Ventilar la casa, renovar el aire, fue la regla maestra para que la salud se sacudiera de los microbios. De ese modo, las corrientes naturales, empujaban lejos a las microorganismos  perniciosos  y, de otro lado, nos aportaban el aire recién nacido  en la sierra, el mar o  el pulimento del cielo.

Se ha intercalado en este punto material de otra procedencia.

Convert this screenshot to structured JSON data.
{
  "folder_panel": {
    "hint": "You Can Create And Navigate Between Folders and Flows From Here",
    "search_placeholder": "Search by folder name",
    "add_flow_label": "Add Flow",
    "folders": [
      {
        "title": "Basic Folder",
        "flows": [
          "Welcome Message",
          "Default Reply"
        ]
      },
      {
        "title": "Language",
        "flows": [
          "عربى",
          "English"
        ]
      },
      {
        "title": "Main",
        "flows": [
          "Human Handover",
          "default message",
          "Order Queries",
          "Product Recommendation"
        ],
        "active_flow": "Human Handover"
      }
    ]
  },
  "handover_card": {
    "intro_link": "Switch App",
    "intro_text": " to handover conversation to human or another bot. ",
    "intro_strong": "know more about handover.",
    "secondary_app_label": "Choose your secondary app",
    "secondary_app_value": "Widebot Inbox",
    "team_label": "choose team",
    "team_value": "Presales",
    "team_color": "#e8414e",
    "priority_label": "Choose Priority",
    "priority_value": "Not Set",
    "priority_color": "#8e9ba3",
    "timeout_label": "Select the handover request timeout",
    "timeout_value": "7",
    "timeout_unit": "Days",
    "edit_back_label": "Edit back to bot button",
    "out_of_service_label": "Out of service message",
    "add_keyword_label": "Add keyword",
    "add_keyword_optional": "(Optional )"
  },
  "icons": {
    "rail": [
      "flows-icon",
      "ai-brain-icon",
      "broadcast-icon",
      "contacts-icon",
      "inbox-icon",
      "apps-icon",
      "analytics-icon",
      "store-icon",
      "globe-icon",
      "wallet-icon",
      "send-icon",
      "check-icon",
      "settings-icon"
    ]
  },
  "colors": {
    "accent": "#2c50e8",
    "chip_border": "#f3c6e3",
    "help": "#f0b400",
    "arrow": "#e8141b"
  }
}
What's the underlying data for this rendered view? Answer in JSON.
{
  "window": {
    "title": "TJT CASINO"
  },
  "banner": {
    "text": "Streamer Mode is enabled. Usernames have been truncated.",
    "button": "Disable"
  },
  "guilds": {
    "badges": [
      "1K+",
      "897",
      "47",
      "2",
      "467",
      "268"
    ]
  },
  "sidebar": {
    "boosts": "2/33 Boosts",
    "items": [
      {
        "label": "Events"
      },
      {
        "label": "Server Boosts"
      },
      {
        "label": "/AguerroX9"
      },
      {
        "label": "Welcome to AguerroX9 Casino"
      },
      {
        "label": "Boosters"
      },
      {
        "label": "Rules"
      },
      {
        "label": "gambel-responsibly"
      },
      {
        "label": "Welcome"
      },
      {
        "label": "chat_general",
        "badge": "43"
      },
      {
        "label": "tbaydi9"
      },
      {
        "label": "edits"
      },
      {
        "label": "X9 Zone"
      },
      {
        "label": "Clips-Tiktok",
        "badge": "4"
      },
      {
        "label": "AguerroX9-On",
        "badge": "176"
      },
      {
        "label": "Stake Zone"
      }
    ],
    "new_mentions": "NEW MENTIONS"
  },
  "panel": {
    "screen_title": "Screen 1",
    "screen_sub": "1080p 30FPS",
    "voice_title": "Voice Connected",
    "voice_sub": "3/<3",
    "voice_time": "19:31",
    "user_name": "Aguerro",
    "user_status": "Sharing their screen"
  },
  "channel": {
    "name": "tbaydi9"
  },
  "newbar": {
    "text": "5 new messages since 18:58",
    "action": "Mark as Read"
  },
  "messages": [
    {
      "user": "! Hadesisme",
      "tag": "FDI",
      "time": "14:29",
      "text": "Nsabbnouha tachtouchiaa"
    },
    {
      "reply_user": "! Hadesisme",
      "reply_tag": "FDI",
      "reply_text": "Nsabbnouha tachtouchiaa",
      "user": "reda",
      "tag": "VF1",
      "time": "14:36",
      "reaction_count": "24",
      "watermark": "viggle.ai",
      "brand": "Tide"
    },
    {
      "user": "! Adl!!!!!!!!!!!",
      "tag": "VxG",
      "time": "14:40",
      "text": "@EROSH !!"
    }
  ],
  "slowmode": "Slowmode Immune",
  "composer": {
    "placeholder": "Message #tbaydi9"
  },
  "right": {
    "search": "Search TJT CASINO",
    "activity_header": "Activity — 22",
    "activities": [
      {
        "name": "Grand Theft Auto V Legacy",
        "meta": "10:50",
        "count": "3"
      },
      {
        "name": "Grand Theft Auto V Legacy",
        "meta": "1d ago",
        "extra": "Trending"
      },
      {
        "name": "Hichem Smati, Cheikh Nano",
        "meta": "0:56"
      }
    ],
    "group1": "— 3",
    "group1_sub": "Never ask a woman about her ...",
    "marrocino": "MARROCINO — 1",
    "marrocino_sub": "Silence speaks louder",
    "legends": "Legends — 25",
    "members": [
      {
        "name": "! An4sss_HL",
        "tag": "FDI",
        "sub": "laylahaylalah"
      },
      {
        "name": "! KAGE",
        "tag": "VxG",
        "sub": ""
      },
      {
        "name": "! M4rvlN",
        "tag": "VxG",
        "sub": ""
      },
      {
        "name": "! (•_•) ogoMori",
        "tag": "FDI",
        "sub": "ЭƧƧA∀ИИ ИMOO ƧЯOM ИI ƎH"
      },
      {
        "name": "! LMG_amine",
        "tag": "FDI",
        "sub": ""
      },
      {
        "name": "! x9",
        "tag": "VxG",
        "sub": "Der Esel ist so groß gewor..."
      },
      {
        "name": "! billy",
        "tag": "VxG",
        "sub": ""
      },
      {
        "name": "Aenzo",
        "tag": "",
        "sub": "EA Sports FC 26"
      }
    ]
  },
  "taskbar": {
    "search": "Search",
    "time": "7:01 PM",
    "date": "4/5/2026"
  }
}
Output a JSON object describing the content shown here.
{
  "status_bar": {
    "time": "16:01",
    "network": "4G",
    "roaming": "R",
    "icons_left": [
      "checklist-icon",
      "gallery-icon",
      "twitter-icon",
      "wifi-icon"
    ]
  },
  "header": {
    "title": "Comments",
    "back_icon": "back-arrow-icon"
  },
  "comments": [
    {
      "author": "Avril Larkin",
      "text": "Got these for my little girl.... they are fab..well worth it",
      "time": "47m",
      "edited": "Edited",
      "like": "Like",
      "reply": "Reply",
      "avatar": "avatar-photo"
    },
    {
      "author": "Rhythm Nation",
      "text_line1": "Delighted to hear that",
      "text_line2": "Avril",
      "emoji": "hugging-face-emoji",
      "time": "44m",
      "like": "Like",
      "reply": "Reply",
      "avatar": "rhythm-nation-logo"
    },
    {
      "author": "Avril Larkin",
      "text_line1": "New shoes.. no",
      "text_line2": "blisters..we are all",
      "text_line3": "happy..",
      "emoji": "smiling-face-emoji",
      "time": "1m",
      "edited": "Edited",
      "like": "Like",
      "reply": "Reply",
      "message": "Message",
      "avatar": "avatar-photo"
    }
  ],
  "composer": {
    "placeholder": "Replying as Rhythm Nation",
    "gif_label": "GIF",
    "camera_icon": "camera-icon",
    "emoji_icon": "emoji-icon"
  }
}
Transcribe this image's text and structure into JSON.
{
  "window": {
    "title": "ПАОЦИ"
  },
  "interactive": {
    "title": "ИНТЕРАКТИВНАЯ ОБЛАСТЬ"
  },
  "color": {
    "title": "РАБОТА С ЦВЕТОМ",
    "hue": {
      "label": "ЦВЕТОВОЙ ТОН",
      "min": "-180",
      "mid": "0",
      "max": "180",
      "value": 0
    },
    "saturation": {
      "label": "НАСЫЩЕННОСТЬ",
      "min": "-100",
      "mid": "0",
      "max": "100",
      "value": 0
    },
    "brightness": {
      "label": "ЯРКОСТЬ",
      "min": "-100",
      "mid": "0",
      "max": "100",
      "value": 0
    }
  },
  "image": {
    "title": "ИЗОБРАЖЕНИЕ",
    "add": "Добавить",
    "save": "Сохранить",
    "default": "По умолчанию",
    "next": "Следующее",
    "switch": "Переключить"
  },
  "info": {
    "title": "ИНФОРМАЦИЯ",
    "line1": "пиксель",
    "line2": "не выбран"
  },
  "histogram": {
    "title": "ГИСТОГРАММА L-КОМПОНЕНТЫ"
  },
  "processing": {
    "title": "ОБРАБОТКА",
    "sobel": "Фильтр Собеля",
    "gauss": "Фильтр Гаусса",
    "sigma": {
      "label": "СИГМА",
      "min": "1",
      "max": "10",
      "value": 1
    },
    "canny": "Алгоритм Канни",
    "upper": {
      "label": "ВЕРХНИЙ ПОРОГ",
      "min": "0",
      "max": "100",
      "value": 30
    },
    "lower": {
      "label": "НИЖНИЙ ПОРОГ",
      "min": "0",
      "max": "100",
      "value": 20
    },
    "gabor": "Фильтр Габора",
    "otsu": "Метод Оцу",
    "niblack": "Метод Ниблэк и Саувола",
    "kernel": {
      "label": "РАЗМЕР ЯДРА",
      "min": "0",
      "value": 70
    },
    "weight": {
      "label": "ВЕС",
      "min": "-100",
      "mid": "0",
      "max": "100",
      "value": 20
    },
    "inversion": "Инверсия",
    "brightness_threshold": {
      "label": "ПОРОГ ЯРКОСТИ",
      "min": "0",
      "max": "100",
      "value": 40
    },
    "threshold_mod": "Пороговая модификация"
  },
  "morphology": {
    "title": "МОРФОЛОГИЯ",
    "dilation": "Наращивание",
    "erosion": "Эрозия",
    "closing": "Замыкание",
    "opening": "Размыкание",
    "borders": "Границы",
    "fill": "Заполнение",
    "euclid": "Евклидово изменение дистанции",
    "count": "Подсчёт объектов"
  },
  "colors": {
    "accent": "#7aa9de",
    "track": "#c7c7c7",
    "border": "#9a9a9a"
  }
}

Las corrientes, en efecto, también podían desequilibrar la salud si alguien osaba a colocarse enfrente de ellas puesto que la corriente debía llegar y pasar como un ángel y en su misma potencia salvífica nadie debía entrometerse.  Sin esta temeridad irresponsable la corriente se portaba  como una mágica escoba que barría el suelo y el vuelo, que despegaba de las sábanas del enfermo los posos infames y  que cambiaba en el ambiente viciado, la vulgaridad por la virtud, además de los pegotes de mal olor por la pureza del olfato.

Para extraer beneficios de las corrientes era preciso favorecer la circulación libre del aire y con ello redimir la atmósfera de sus pliegues y pestilencias. 

Ventilar, respirar, suspirar, orear, la batería de elementos relacionados con el oxígeno y lo pulmonar se ven atascados en los pisos y oficinas con extremo acondicionamiento del aire.  Se convierten así en malditos focos de enfermedad de manera que, paradójicamente,  sería la vida más resguardada , bajo techo, la vida temiblemente proclive a  la hospitalización. El hospital u otro resguardo más que, poco a poco, la yatrogenia  ha convertido en una fábrica de infecciones, septicemias, neumonías y muertes por sobrecarga de lo mismo, el incesto del bien clínico  en  la procuración del bien medicinal, la anulación, en fin, de la dialéctica natural entre lo bueno y lo malo, la vida y la muerte, el frío y el calor confundidos, aturdidos o perturbados en la extremada resolución de lo peor.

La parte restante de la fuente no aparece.